Finanzministerium: Abgabequote bislang von 18 Prozent - Frist endet Ende Oktober

Wenige Wochen vor Fristende hat ein Großteil der Hauseigentümer in Deutschland die für die Grundsteuerreform nötige Erklärung noch nicht eingereicht. Bis zum vergangenen Donnerstag seien 6,2 Millionen Feststellungserklärungen eingegangen, sagte eine Sprecherin des Bundesfinanzministeriums am Montag in Berlin. Die Abgabenquote habe sich "insgesamt auf knapp 18 Prozent erhöht". Die Abgabefrist endet am 31. Oktober.

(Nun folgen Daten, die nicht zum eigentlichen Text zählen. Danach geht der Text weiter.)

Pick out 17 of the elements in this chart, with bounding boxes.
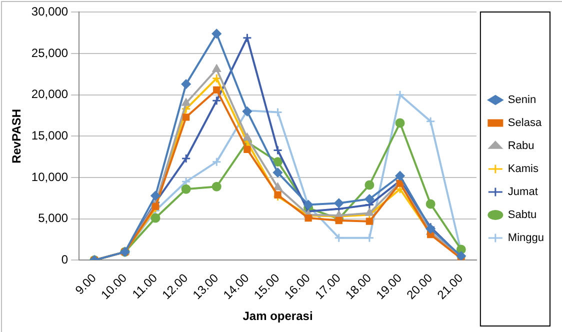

Bis zum Ende des Jahres 2024 wird die Grundsteuer noch nach dem aktuellen Stand berechnet. Dann greifen neue Berechnungsmethoden. Dafür müssen bundesweit Millionen Grundstücke neu bewertet werden. Viele Hauseigentümer müssen deshalb Angaben zu ihrem Grundstück an das Finanzamt übermitteln.

Eine Fristverlängerung steht wegen der schleppenden Abgabe der Erklärungen bereits seit längerem im Raum. Darüber müssten allerdings die Bundesländer entscheiden, sagte die Ministeriumssprecherin. Sollten sich die Länder für den Fall einer Fristverlängerung auf ein gemeinsames Vorgehen einigen, "wäre das natürlich sinnvoll", sagte sie.